Medicare Cuts, Copayments for Home Healthcare Beneficiaries Hardest on America's Poorest, Most Vulnerable Seniors

February 13, 2012
Contact: Leigh Ann Bradley
(703) 548-0019

Medicare Cuts, Copayments for Home Healthcare Beneficiaries Hardest on America's Poorest, Most Vulnerable Seniors

As President Obama’s Budget Calls for Medicare Cuts and Increased Fees on Seniors, Home Healthcare Leaders Ask Lawmakers to Instead Focus on Program Integrity Reforms

Washington, DC — In response to President Obama's budget released today, the home healthcare community continues to express concern that proposed Medicare cuts and beneficiary copayments for home healthcare would limit patient access to the clinically advanced, cost-effective care that an overwhelming majority of American seniors prefer.

Instead of across-the-board Medicare cuts or mandatory copayments for low-income seniors, the home healthcare community believes that Washington should focus on strengthening Medicare and Medicaid through program integrity reform. Analyses of Medicare data show that targeting the small number of providers who bill outside national norms would significantly reduce annual Medicare spending.
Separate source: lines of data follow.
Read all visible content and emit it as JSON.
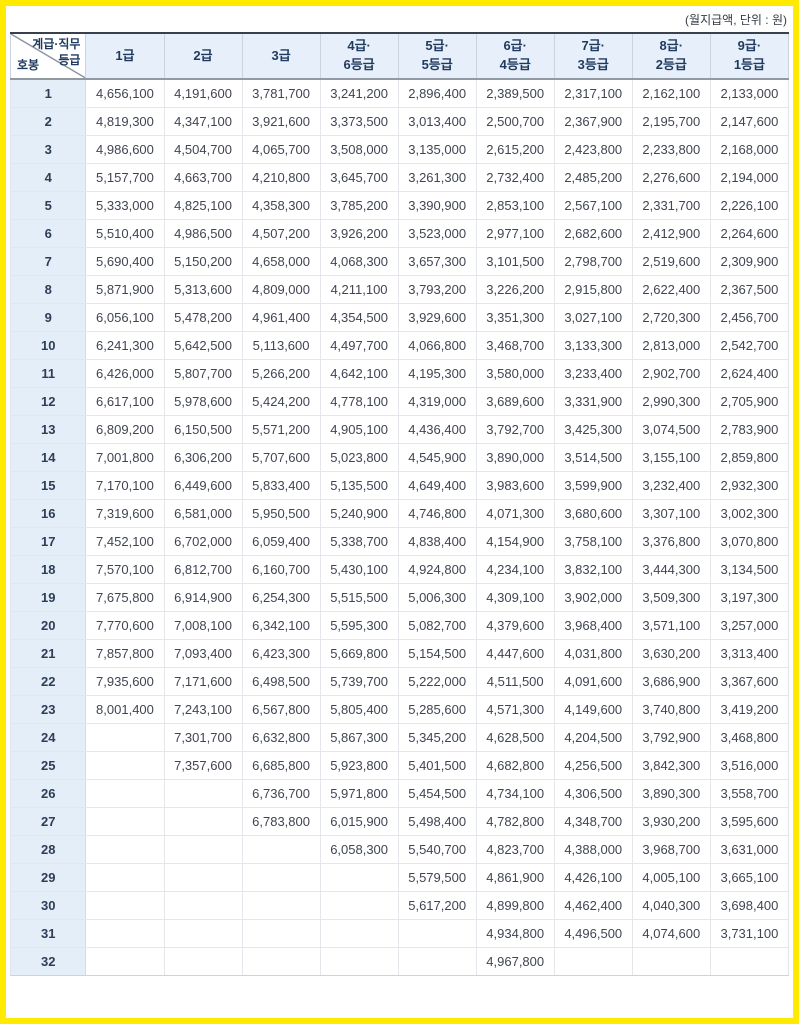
{
  "note": "(월지급액, 단위 : 원)",
  "colors": {
    "frame_border": "#ffea00",
    "header_bg": "#e7f0fa",
    "row_label_bg": "#e4eef9",
    "header_text": "#1f3a5f",
    "number_text": "#3f4552",
    "table_top_border": "#39414e",
    "header_bottom_border": "#9199a3"
  },
  "table": {
    "corner": {
      "top_line1": "계급·직무",
      "top_line2": "등급",
      "bottom": "호봉"
    },
    "columns": [
      {
        "line1": "1급",
        "line2": ""
      },
      {
        "line1": "2급",
        "line2": ""
      },
      {
        "line1": "3급",
        "line2": ""
      },
      {
        "line1": "4급·",
        "line2": "6등급"
      },
      {
        "line1": "5급·",
        "line2": "5등급"
      },
      {
        "line1": "6급·",
        "line2": "4등급"
      },
      {
        "line1": "7급·",
        "line2": "3등급"
      },
      {
        "line1": "8급·",
        "line2": "2등급"
      },
      {
        "line1": "9급·",
        "line2": "1등급"
      }
    ],
    "rows": [
      {
        "label": "1",
        "values": [
          "4,656,100",
          "4,191,600",
          "3,781,700",
          "3,241,200",
          "2,896,400",
          "2,389,500",
          "2,317,100",
          "2,162,100",
          "2,133,000"
        ]
      },
      {
        "label": "2",
        "values": [
          "4,819,300",
          "4,347,100",
          "3,921,600",
          "3,373,500",
          "3,013,400",
          "2,500,700",
          "2,367,900",
          "2,195,700",
          "2,147,600"
        ]
      },
      {
        "label": "3",
        "values": [
          "4,986,600",
          "4,504,700",
          "4,065,700",
          "3,508,000",
          "3,135,000",
          "2,615,200",
          "2,423,800",
          "2,233,800",
          "2,168,000"
        ]
      },
      {
        "label": "4",
        "values": [
          "5,157,700",
          "4,663,700",
          "4,210,800",
          "3,645,700",
          "3,261,300",
          "2,732,400",
          "2,485,200",
          "2,276,600",
          "2,194,000"
        ]
      },
      {
        "label": "5",
        "values": [
          "5,333,000",
          "4,825,100",
          "4,358,300",
          "3,785,200",
          "3,390,900",
          "2,853,100",
          "2,567,100",
          "2,331,700",
          "2,226,100"
        ]
      },
      {
        "label": "6",
        "values": [
          "5,510,400",
          "4,986,500",
          "4,507,200",
          "3,926,200",
          "3,523,000",
          "2,977,100",
          "2,682,600",
          "2,412,900",
          "2,264,600"
        ]
      },
      {
        "label": "7",
        "values": [
          "5,690,400",
          "5,150,200",
          "4,658,000",
          "4,068,300",
          "3,657,300",
          "3,101,500",
          "2,798,700",
          "2,519,600",
          "2,309,900"
        ]
      },
      {
        "label": "8",
        "values": [
          "5,871,900",
          "5,313,600",
          "4,809,000",
          "4,211,100",
          "3,793,200",
          "3,226,200",
          "2,915,800",
          "2,622,400",
          "2,367,500"
        ]
      },
      {
        "label": "9",
        "values": [
          "6,056,100",
          "5,478,200",
          "4,961,400",
          "4,354,500",
          "3,929,600",
          "3,351,300",
          "3,027,100",
          "2,720,300",
          "2,456,700"
        ]
      },
      {
        "label": "10",
        "values": [
          "6,241,300",
          "5,642,500",
          "5,113,600",
          "4,497,700",
          "4,066,800",
          "3,468,700",
          "3,133,300",
          "2,813,000",
          "2,542,700"
        ]
      },
      {
        "label": "11",
        "values": [
          "6,426,000",
          "5,807,700",
          "5,266,200",
          "4,642,100",
          "4,195,300",
          "3,580,000",
          "3,233,400",
          "2,902,700",
          "2,624,400"
        ]
      },
      {
        "label": "12",
        "values": [
          "6,617,100",
          "5,978,600",
          "5,424,200",
          "4,778,100",
          "4,319,000",
          "3,689,600",
          "3,331,900",
          "2,990,300",
          "2,705,900"
        ]
      },
      {
        "label": "13",
        "values": [
          "6,809,200",
          "6,150,500",
          "5,571,200",
          "4,905,100",
          "4,436,400",
          "3,792,700",
          "3,425,300",
          "3,074,500",
          "2,783,900"
        ]
      },
      {
        "label": "14",
        "values": [
          "7,001,800",
          "6,306,200",
          "5,707,600",
          "5,023,800",
          "4,545,900",
          "3,890,000",
          "3,514,500",
          "3,155,100",
          "2,859,800"
        ]
      },
      {
        "label": "15",
        "values": [
          "7,170,100",
          "6,449,600",
          "5,833,400",
          "5,135,500",
          "4,649,400",
          "3,983,600",
          "3,599,900",
          "3,232,400",
          "2,932,300"
        ]
      },
      {
        "label": "16",
        "values": [
          "7,319,600",
          "6,581,000",
          "5,950,500",
          "5,240,900",
          "4,746,800",
          "4,071,300",
          "3,680,600",
          "3,307,100",
          "3,002,300"
        ]
      },
      {
        "label": "17",
        "values": [
          "7,452,100",
          "6,702,000",
          "6,059,400",
          "5,338,700",
          "4,838,400",
          "4,154,900",
          "3,758,100",
          "3,376,800",
          "3,070,800"
        ]
      },
      {
        "label": "18",
        "values": [
          "7,570,100",
          "6,812,700",
          "6,160,700",
          "5,430,100",
          "4,924,800",
          "4,234,100",
          "3,832,100",
          "3,444,300",
          "3,134,500"
        ]
      },
      {
        "label": "19",
        "values": [
          "7,675,800",
          "6,914,900",
          "6,254,300",
          "5,515,500",
          "5,006,300",
          "4,309,100",
          "3,902,000",
          "3,509,300",
          "3,197,300"
        ]
      },
      {
        "label": "20",
        "values": [
          "7,770,600",
          "7,008,100",
          "6,342,100",
          "5,595,300",
          "5,082,700",
          "4,379,600",
          "3,968,400",
          "3,571,100",
          "3,257,000"
        ]
      },
      {
        "label": "21",
        "values": [
          "7,857,800",
          "7,093,400",
          "6,423,300",
          "5,669,800",
          "5,154,500",
          "4,447,600",
          "4,031,800",
          "3,630,200",
          "3,313,400"
        ]
      },
      {
        "label": "22",
        "values": [
          "7,935,600",
          "7,171,600",
          "6,498,500",
          "5,739,700",
          "5,222,000",
          "4,511,500",
          "4,091,600",
          "3,686,900",
          "3,367,600"
        ]
      },
      {
        "label": "23",
        "values": [
          "8,001,400",
          "7,243,100",
          "6,567,800",
          "5,805,400",
          "5,285,600",
          "4,571,300",
          "4,149,600",
          "3,740,800",
          "3,419,200"
        ]
      },
      {
        "label": "24",
        "values": [
          "",
          "7,301,700",
          "6,632,800",
          "5,867,300",
          "5,345,200",
          "4,628,500",
          "4,204,500",
          "3,792,900",
          "3,468,800"
        ]
      },
      {
        "label": "25",
        "values": [
          "",
          "7,357,600",
          "6,685,800",
          "5,923,800",
          "5,401,500",
          "4,682,800",
          "4,256,500",
          "3,842,300",
          "3,516,000"
        ]
      },
      {
        "label": "26",
        "values": [
          "",
          "",
          "6,736,700",
          "5,971,800",
          "5,454,500",
          "4,734,100",
          "4,306,500",
          "3,890,300",
          "3,558,700"
        ]
      },
      {
        "label": "27",
        "values": [
          "",
          "",
          "6,783,800",
          "6,015,900",
          "5,498,400",
          "4,782,800",
          "4,348,700",
          "3,930,200",
          "3,595,600"
        ]
      },
      {
        "label": "28",
        "values": [
          "",
          "",
          "",
          "6,058,300",
          "5,540,700",
          "4,823,700",
          "4,388,000",
          "3,968,700",
          "3,631,000"
        ]
      },
      {
        "label": "29",
        "values": [
          "",
          "",
          "",
          "",
          "5,579,500",
          "4,861,900",
          "4,426,100",
          "4,005,100",
          "3,665,100"
        ]
      },
      {
        "label": "30",
        "values": [
          "",
          "",
          "",
          "",
          "5,617,200",
          "4,899,800",
          "4,462,400",
          "4,040,300",
          "3,698,400"
        ]
      },
      {
        "label": "31",
        "values": [
          "",
          "",
          "",
          "",
          "",
          "4,934,800",
          "4,496,500",
          "4,074,600",
          "3,731,100"
        ]
      },
      {
        "label": "32",
        "values": [
          "",
          "",
          "",
          "",
          "",
          "4,967,800",
          "",
          "",
          ""
        ]
      }
    ]
  }
}
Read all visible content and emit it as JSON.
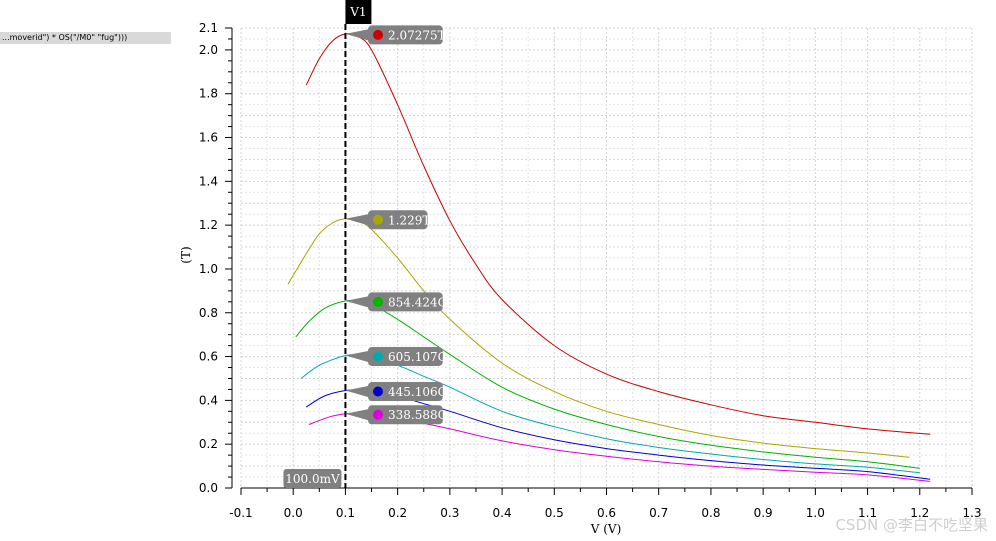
{
  "expression_tag": "...moverid\") * OS(\"/M0\" \"fug\")))",
  "watermark": "CSDN @李白不吃坚果",
  "chart_data": {
    "type": "line",
    "xlabel": "V (V)",
    "ylabel": "(T)",
    "xlim": [
      -0.1,
      1.3
    ],
    "ylim": [
      0.0,
      2.1
    ],
    "x_ticks": [
      "-0.1",
      "0.0",
      "0.1",
      "0.2",
      "0.3",
      "0.4",
      "0.5",
      "0.6",
      "0.7",
      "0.8",
      "0.9",
      "1.0",
      "1.1",
      "1.2",
      "1.3"
    ],
    "y_ticks": [
      "0.0",
      "0.2",
      "0.4",
      "0.6",
      "0.8",
      "1.0",
      "1.2",
      "1.4",
      "1.6",
      "1.8",
      "2.0",
      "2.1"
    ],
    "grid": true,
    "vertical_marker": {
      "label": "V1",
      "x": 0.1,
      "x_readout": "100.0mV"
    },
    "series": [
      {
        "color": "#cc0000",
        "marker_label": "2.07275T",
        "points": [
          [
            0.025,
            1.84
          ],
          [
            0.05,
            1.96
          ],
          [
            0.075,
            2.04
          ],
          [
            0.1,
            2.073
          ],
          [
            0.125,
            2.06
          ],
          [
            0.15,
            2.0
          ],
          [
            0.2,
            1.75
          ],
          [
            0.25,
            1.47
          ],
          [
            0.3,
            1.22
          ],
          [
            0.35,
            1.02
          ],
          [
            0.4,
            0.86
          ],
          [
            0.5,
            0.65
          ],
          [
            0.6,
            0.52
          ],
          [
            0.7,
            0.44
          ],
          [
            0.8,
            0.38
          ],
          [
            0.9,
            0.33
          ],
          [
            1.0,
            0.3
          ],
          [
            1.1,
            0.27
          ],
          [
            1.22,
            0.245
          ]
        ]
      },
      {
        "color": "#a8a800",
        "marker_label": "1.229T",
        "points": [
          [
            -0.01,
            0.93
          ],
          [
            0.025,
            1.07
          ],
          [
            0.05,
            1.16
          ],
          [
            0.075,
            1.21
          ],
          [
            0.1,
            1.229
          ],
          [
            0.125,
            1.22
          ],
          [
            0.15,
            1.18
          ],
          [
            0.2,
            1.05
          ],
          [
            0.25,
            0.9
          ],
          [
            0.3,
            0.77
          ],
          [
            0.4,
            0.57
          ],
          [
            0.5,
            0.44
          ],
          [
            0.6,
            0.35
          ],
          [
            0.7,
            0.29
          ],
          [
            0.8,
            0.24
          ],
          [
            0.9,
            0.205
          ],
          [
            1.0,
            0.18
          ],
          [
            1.1,
            0.16
          ],
          [
            1.18,
            0.14
          ]
        ]
      },
      {
        "color": "#00b400",
        "marker_label": "854.424G",
        "points": [
          [
            0.005,
            0.69
          ],
          [
            0.03,
            0.76
          ],
          [
            0.06,
            0.82
          ],
          [
            0.1,
            0.854
          ],
          [
            0.125,
            0.852
          ],
          [
            0.15,
            0.84
          ],
          [
            0.2,
            0.77
          ],
          [
            0.25,
            0.69
          ],
          [
            0.3,
            0.61
          ],
          [
            0.4,
            0.46
          ],
          [
            0.5,
            0.36
          ],
          [
            0.6,
            0.29
          ],
          [
            0.7,
            0.235
          ],
          [
            0.8,
            0.195
          ],
          [
            0.9,
            0.165
          ],
          [
            1.0,
            0.14
          ],
          [
            1.1,
            0.12
          ],
          [
            1.2,
            0.09
          ]
        ]
      },
      {
        "color": "#00aaaa",
        "marker_label": "605.107G",
        "points": [
          [
            0.015,
            0.5
          ],
          [
            0.05,
            0.56
          ],
          [
            0.1,
            0.605
          ],
          [
            0.125,
            0.605
          ],
          [
            0.15,
            0.595
          ],
          [
            0.2,
            0.56
          ],
          [
            0.25,
            0.51
          ],
          [
            0.3,
            0.46
          ],
          [
            0.4,
            0.35
          ],
          [
            0.5,
            0.28
          ],
          [
            0.6,
            0.225
          ],
          [
            0.7,
            0.185
          ],
          [
            0.8,
            0.155
          ],
          [
            0.9,
            0.13
          ],
          [
            1.0,
            0.11
          ],
          [
            1.1,
            0.095
          ],
          [
            1.2,
            0.07
          ]
        ]
      },
      {
        "color": "#0000c8",
        "marker_label": "445.106G",
        "points": [
          [
            0.025,
            0.37
          ],
          [
            0.06,
            0.42
          ],
          [
            0.1,
            0.445
          ],
          [
            0.125,
            0.445
          ],
          [
            0.15,
            0.44
          ],
          [
            0.2,
            0.42
          ],
          [
            0.25,
            0.385
          ],
          [
            0.3,
            0.35
          ],
          [
            0.4,
            0.275
          ],
          [
            0.5,
            0.22
          ],
          [
            0.6,
            0.18
          ],
          [
            0.7,
            0.15
          ],
          [
            0.8,
            0.125
          ],
          [
            0.9,
            0.105
          ],
          [
            1.0,
            0.09
          ],
          [
            1.1,
            0.075
          ],
          [
            1.22,
            0.04
          ]
        ]
      },
      {
        "color": "#dd00dd",
        "marker_label": "338.588G",
        "points": [
          [
            0.03,
            0.29
          ],
          [
            0.07,
            0.325
          ],
          [
            0.1,
            0.339
          ],
          [
            0.125,
            0.34
          ],
          [
            0.15,
            0.335
          ],
          [
            0.2,
            0.32
          ],
          [
            0.25,
            0.295
          ],
          [
            0.3,
            0.27
          ],
          [
            0.4,
            0.215
          ],
          [
            0.5,
            0.175
          ],
          [
            0.6,
            0.145
          ],
          [
            0.7,
            0.12
          ],
          [
            0.8,
            0.1
          ],
          [
            0.9,
            0.085
          ],
          [
            1.0,
            0.072
          ],
          [
            1.1,
            0.06
          ],
          [
            1.22,
            0.03
          ]
        ]
      }
    ]
  }
}
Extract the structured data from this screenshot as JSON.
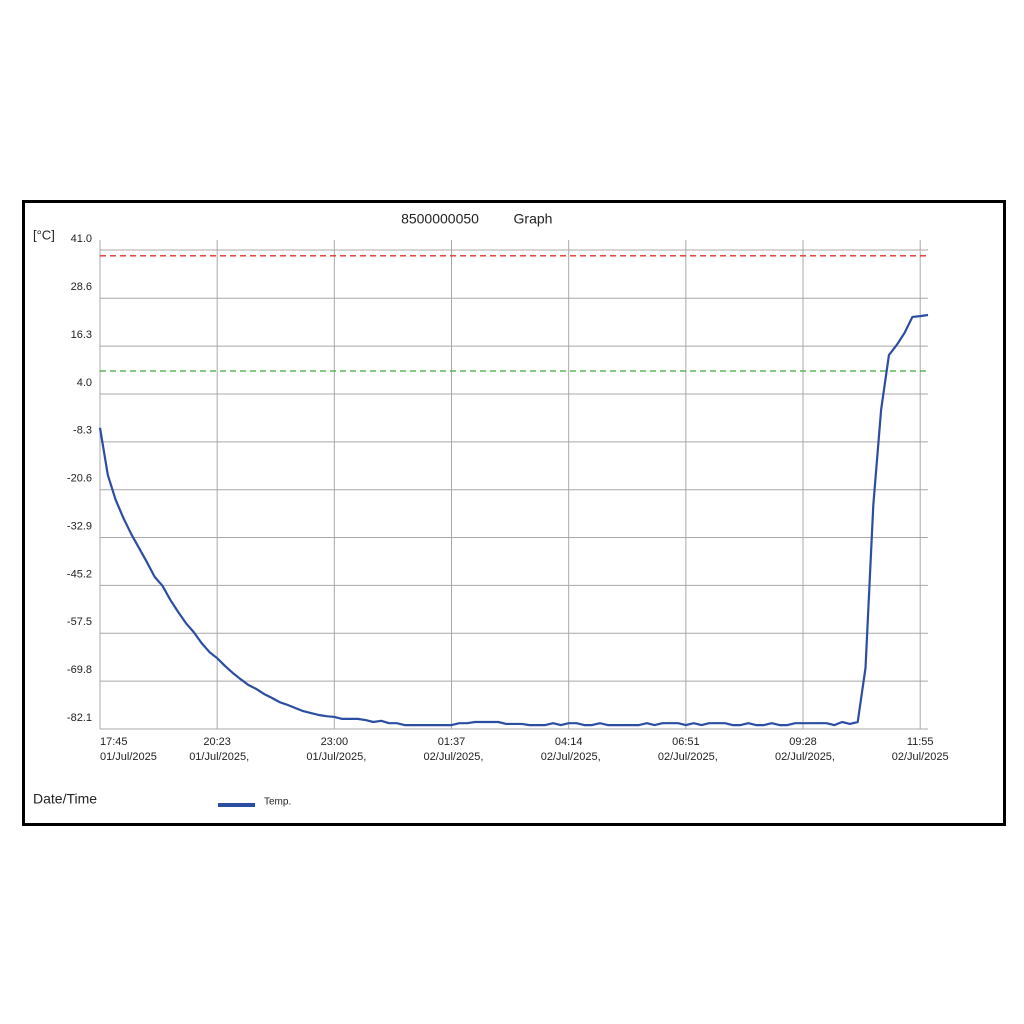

"Simply put, there's a better way to save money than by increasing costs on America's seniors and endangering the high-quality, low-cost services they need. That's why many lawmakers prefer program integrity reform, like the home healthcare community's detailed proposal, because it generates billions in savings without harming innocent seniors or cost-efficient providers," said Billy Tauzin, former House Energy and Commerce Committee chairman and senior counsel to the Partnership for Quality Home Healthcare.

The home healthcare leader points to recently released data from the Centers for Medicare and Medicaid Services (CMS) showing that payment reforms proposed by the home healthcare community in 2009 achieved nearly $1 billion in Medicare savings in 2010 alone — equivalent to nearly $11 billion in savings over the next 10 years. As a result, this policy serves as evidence that targeted program integrity reform can generate significant savings without impacting beneficiaries or cost-efficient providers.

Further, the home healthcare community warns that a copayment policy in home healthcare will actually increase Medicare spending and unfairly impact American seniors. An analysis conducted by Avalere Health found that more than three-fourths of non dual-eligible home health beneficiaries without secondary Medigap coverage would be responsible for the full copayment, which is seen as a significant financial burden on the home healthcare population, which tends to be poorer than the typical Medicare beneficiary. Further, the analysis found that mandating copayments on home healthcare could result in a variety of unintended consequences including cost-shifting from Medicare to Medicaid, which would be an added burden on state budgets, which are already in a fragile state.

State lawmakers have also expressed concern over this potential cost-shift and warned of the financial strain this may cause to state Medicaid programs. Governor Martin O'Malley (D-MD) wrote in a letter to the director of the National Economic Council, "New fees for home healthcare in the Medicare program can also drive Medicaid costs, which would just push the budgetary hot potato down the line." Likewise, Governor Nathan Deal (R-GA) wrote, "a copayment requirement would only serve to shift thousands of low-income seniors out of home-based care into much more costly nursing homes and impose billions of dollars in additional Medicaid costs onto the states."

"We ask Congress to strongly consider the solutions the home healthcare community has put forth, which achieve significant savings and delivery system improvements without asking our nation's sickest and poorest seniors to shoulder the burden of an expensive copayment, which many patients simply cannot afford," added Senator John Breaux (D-LA).

The Medicare Payment Advisory Commission (MedPAC) has also acknowledged that copayments could drive patients to more expensive care noting, "A disadvantage of requiring beneficiary cost sharing for post-hospital episodes of home health care is that it could encourage beneficiaries to use higher cost post-acute care settings, such as skilled nursing facilities or inpatient rehabilitation facilities."

Skilled home healthcare is clinically advanced, cost-effective and patient preferred. Home healthcare allows patients to receive a variety of care services at home, including cardiac and pulmonary care, neurological rehabilitation, intravenous therapy and chronic disease management, among others; it is significantly less expensive than care provided in traditional settings, costing just $145 per visit compared to $1,805 for a one-day hospital stay; and research shows that 89 percent of American seniors prefer to age in place, stay home and remain independent.

Nationwide, more than 3.3 million Medicare beneficiaries receive skilled home healthcare services to treat acute illness, long-term health conditions, permanent disability, or terminal illness.